Markets calm as stimulus calms nerves
It’s been a relatively subdued day during Asia as the China crisis seems to have receded for now. The yuan was set at a fresh four-year low today at the ‘fixing’, while Chinese stocks opened in the positive and haven’t looked back. The bank of China did inject further liquidity via short term repo operations, and between the combination of measures we seem to have found the bottom for now.
Equity markets across the Far East were up and the calmer equity markets brought calm to FX too. Having fallen heavily yesterday, the euro, sterling and Swiss franc all gained against against the US dollar in overnight trade. The Japanese yen weakened against the dollar as the risk trade diminished, though this turned around following the speech of central bank governor Kuroda in the US.

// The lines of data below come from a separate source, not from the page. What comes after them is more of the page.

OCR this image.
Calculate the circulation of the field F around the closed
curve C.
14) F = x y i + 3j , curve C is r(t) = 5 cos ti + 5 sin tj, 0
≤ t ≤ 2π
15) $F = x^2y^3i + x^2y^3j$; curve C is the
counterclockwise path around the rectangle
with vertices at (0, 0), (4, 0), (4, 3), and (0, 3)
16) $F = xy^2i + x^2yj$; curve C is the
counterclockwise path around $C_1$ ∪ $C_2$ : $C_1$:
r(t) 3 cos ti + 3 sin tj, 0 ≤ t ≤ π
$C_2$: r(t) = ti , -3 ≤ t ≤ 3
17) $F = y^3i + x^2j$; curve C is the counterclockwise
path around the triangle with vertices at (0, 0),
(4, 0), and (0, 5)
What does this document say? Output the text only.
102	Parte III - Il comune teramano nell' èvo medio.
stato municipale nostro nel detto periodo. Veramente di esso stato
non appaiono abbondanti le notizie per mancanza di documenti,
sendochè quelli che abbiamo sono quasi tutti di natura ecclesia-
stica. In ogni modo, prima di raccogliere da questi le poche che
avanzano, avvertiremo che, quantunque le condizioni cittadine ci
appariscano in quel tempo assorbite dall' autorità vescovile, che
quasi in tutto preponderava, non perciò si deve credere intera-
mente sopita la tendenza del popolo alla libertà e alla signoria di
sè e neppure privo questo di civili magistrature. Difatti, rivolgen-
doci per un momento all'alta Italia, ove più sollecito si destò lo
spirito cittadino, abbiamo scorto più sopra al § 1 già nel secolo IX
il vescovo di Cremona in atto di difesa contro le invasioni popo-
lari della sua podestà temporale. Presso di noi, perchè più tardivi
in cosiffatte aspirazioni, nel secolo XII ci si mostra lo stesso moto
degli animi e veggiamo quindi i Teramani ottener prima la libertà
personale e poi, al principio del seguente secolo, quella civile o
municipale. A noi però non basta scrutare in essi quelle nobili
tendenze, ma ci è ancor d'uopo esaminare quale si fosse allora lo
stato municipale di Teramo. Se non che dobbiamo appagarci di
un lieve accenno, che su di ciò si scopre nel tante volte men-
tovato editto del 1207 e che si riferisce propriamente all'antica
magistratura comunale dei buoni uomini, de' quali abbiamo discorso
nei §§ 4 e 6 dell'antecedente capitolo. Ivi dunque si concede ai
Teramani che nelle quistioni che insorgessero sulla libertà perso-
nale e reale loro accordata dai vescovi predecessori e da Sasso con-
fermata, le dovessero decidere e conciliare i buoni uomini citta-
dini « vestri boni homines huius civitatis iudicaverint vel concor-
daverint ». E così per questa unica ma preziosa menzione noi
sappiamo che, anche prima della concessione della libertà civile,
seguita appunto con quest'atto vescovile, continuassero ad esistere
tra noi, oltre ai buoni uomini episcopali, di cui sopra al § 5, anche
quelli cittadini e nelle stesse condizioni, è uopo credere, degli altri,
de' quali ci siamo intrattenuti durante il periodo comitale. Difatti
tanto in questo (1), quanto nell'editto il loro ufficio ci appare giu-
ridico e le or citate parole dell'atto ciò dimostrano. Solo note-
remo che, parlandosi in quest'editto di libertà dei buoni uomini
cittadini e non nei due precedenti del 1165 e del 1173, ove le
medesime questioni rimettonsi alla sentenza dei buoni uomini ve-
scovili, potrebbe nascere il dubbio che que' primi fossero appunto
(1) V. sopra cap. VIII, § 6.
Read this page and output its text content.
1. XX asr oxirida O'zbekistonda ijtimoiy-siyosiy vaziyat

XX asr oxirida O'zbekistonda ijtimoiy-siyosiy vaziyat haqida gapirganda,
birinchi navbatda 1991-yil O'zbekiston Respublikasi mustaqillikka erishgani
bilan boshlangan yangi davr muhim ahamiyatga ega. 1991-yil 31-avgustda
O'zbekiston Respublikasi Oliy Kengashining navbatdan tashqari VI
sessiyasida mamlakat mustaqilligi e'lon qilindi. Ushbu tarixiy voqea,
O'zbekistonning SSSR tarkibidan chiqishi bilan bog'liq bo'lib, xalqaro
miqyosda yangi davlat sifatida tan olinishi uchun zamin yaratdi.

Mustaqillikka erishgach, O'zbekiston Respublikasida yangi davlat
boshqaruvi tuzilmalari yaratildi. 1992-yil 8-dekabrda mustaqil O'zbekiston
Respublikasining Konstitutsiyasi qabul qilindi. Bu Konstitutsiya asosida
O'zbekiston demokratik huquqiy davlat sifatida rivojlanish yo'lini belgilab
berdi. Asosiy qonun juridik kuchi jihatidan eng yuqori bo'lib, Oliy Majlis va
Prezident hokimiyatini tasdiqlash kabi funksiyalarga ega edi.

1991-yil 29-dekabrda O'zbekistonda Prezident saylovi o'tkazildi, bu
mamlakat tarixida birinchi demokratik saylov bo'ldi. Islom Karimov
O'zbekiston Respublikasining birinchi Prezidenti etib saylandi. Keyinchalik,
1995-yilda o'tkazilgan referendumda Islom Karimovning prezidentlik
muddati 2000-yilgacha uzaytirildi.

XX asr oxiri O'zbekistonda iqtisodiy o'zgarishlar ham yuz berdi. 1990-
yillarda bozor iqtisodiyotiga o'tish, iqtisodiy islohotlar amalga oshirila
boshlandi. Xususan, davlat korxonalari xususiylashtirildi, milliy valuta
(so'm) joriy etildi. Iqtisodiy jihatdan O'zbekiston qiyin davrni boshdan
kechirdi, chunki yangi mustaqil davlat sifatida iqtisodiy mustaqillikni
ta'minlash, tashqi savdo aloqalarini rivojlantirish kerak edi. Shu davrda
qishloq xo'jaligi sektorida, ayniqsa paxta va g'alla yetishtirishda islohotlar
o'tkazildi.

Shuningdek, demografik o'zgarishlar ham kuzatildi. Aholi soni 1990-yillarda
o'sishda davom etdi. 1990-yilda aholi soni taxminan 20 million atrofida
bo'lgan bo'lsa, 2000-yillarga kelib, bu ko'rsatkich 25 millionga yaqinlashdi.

Further stimulus required?
The impact of the move in China is showing great breadth already, as yesterday, the ECB’s chief economist Peter Praet and bank of Japan governor Kuroda both started talking about potential for further stimulus in order to hit their inflation targets. This is a direct response to the global weakness in equity markets and commodities and reflects the impact that further slowing of growth in China is perceived to have in global markets. The Reserve Bank of New Zealand was also making similar noises around the potential for further easing if required.
US hikes delayed by turmoil?
Jackson Hole provides a further opportunity to look at the chances of a hike by the Federal Reserve as we have vice chairman Fischer speaking. Given the market dislocation, the market expectations for a dovish bias, we may actually see the dollar strengthen if Fischer continues to toe the data dependent party line.
Fed member Dudley has already commented on the fact that international developments have increased risks to growth suggesting that a September hike is less compelling, despite much stronger than expected durable good orders. This afternoon we have the second estimate of second quarter growth which is also likely to be stronger than the 0.6% first reading.